The wind throws everything at the walls and doors. It feels as if the house is going to break.

‘He did THIS. He kept asking me QUESTIONS about it, about the accident, so I
told him, Mummy, I told him—’

‘What, darling?’ My blood is thumping even louder in my ears than the booms of the wind outside. ‘Just tell me what you said.’

Lydia looks at me, gravely. She seems suddenly older. A vision of the adult she will become. And now she says, ‘I told Daddy I did it, and I did, I did, I did it – I did something bad.’

‘What? What do you mean?
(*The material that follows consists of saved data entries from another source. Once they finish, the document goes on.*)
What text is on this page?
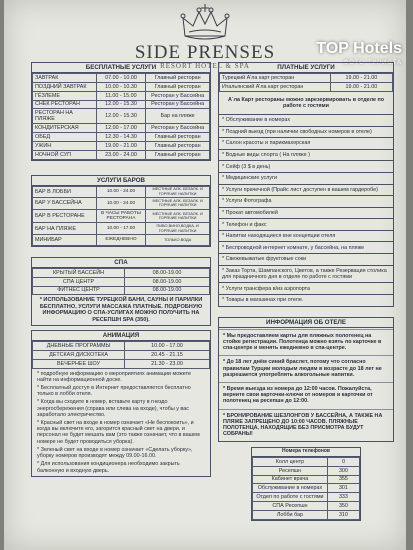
SIDE PRENSES
RESORT HOTEL & SPA
TOP Hotels
ФОТО ТУРИСТА
БЕСПЛАТНЫЕ УСЛУГИ
ЗАВТРАК	07.00 - 10.00	Главный ресторан
ПОЗДНИЙ ЗАВТРАК	10.00 - 10.30	Главный ресторан
ГЁЗЛЕМЕ	11.00 - 15.00	Ресторан у Бассейна
СНЕК РЕСТОРАН	12.00 - 15.30	Ресторан у Бассейна
РЕСТОРАН НА ПЛЯЖЕ	12.00 - 15.30	Бар на пляже
КОНДИТЕРСКАЯ	12.00 - 17.00	Ресторан у Бассейна
ОБЕД	12.30 - 14.30	Главный ресторан
УЖИН	19.00 - 21.00	Главный ресторан
НОЧНОЙ СУП	23.00 - 24.00	Главный ресторан
УСЛУГИ БАРОВ
БАР В ЛОББИ	10.00 - 24.00	МЕСТНЫЕ АЛК. БЕЗАЛК. И ГОРЯЧИЕ НАПИТКИ
БАР У БАССЕЙНА	10.00 - 24.00	МЕСТНЫЕ АЛК. БЕЗАЛК. И ГОРЯЧИЕ НАПИТКИ
БАР В РЕСТОРАНЕ	В ЧАСЫ РАБОТЫ РЕСТОРАНА	МЕСТНЫЕ АЛК. БЕЗАЛК. И ГОРЯЧИЕ НАПИТКИ
БАР НА ПЛЯЖЕ	10.00 - 17.00	ПИВО,ВИНО,ВОДКА, И ГОРЯЧИЕ НАПИТКИ
МИНИБАР	ЕЖЕДНЕВНО	ТОЛЬКО ВОДА
СПА
КРЫТЫЙ БАССЕЙН	08.00-19.00
СПА ЦЕНТР	08.00-19.00
ФИТНЕС ЦЕНТР	08.00-19.00

* ИСПОЛЬЗОВАНИЕ ТУРЕЦКОЙ БАНИ, САУНЫ И ПАРИЛКИ БЕСПЛАТНО, УСЛУГИ МАССАЖА ПЛАТНЫЕ. ПОДРОБНУЮ ИНФОРМАЦИЮ О СПА-УСЛИГАХ МОЖНО ПОЛУЧИТЬ НА РЕСЕПШН SPA (350).

АНИМАЦИЯ
ДНЕВНЫЕ ПРОГРАММЫ	10.00 - 17.00
ДЕТСКАЯ ДИСКОТЕКА	20.45 - 21.15
ВЕЧЕРНЕЕ ШОУ	21.30 - 23.00

* подробную информацию о мероприятиях анимации можете найти на информационной доске.

* Бесплатный доступ в Интернет предоставляется бесплатно только в лобби отеля.

* Когда вы сходите в номер, вставьте карту в гнездо энергосбережения (справа или слева на входе), чтобы у вас заработало электричество.

* Красный свет на входе в номер означает «Не беспокоить», и когда вы включите его, загорится красный свет на двери, и персонал не будет мешать вам (это также означает, что в вашем номере не будет проводиться уборка).

* Зеленый свет на входе в номер означает «Сделать уборку», уборку номеров производят между 09.00-16.00.

* Для использования кондиционера необходимо закрыть балконную и входную дверь.

ПЛАТНЫЕ УСЛУГИ
Турецкий А'ла карт ресторан	19.00 - 21.00
Итальянский А'ла карт ресторан	19.00 - 21.00

А`ла Карт рестораны можно зарезервировать в отделе по работе с гостями

* Обслуживание в номерах

* Поздний выезд (при наличии свободных номеров в отеле)

* Салон красоты и парикмахерская

* Водные виды спорта ( На пляже )

* Сейф (3 $ в день)

* Медицинские услуги

* Услуги прачечной (Прайс лист доступен в вашем гардеробе)

* Услуги Фотографа

* Прокат автомобилей

* Телефон и факс

* Напитки находящиеся вне концепции отеля

* Беспроводной интернет комнате, у бассейна, на пляже

* Свежевыжатые фруктовые соки

* Заказ Торта, Шампанского, Цветов, а также Резервация столика для праздничного дня в отделе по работе с гостями

* Услуги трансфера в/из аэропорта

* Товары в магазинах при отеле.

ИНФОРМАЦИЯ ОБ ОТЕЛЕ

* Мы предоставляем карты для пляжных полотенец на стойке регистрации. Полотенца можно взять по карточке в спа-центре и менять ежедневно в спа-центре.

* До 18 лет днём синий браслет, потому что согласно правилам Турции молодым людям в возрасте до 18 лет не разрешается употреблять алкогольные напитки.

* Время выезда из номера до 12:00 часов. Пожалуйста, верните свои карточки-ключи от номеров и карточки от полотенец на ресепшн до 12:00.

* БРОНИРОВАНИЕ ШЕЗЛОНГОВ У БАССЕЙНА, А ТАКЖЕ НА ПЛЯЖЕ ЗАПРЕЩЕНО ДО 10:00 ЧАСОВ. ПЛЯЖНЫЕ ПОЛОТЕНЦА, НАХОДЯЩИЕ БЕЗ ПРИСМОТРА БУДУТ СОБРАНЫ!

Номера телефонов
Колл центр	0
Ресепшн	300
Кабинет врача	355
Обслуживание в номерах	301
Отдел по работе с гостями	333
СПА Ресепшн	350
Лобби бар	310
What did you do?’

‘I told Daddy I did something bad. And I DID. Daddy didn’t do anything
.
But I never told him about you, nothing about you, I told him ’bout me not you so he wasn’t angry with YOU—’

‘Lydia?’

‘What??’

‘Lydia. Tell me. Now. Tell me everything.’

‘Tell you everything? But you
know
! You already
know
everything!’ The wind duets with my daughter, screaming and repeating, ‘Mummy, you know what happened. You
know it!

‘No, I don’t.’

‘Yes you do yes you do.’

‘No, I don’t.’

‘Yes you do YES YOU DO!’ My daughter is trembling, and shrieking, ‘It wasn’t just me, it was never just me.’ A sudden silence. Lydia looks straight at me. And then she screams in my face. ‘MUMMY SHE DIED BECAUSE OF YOU!’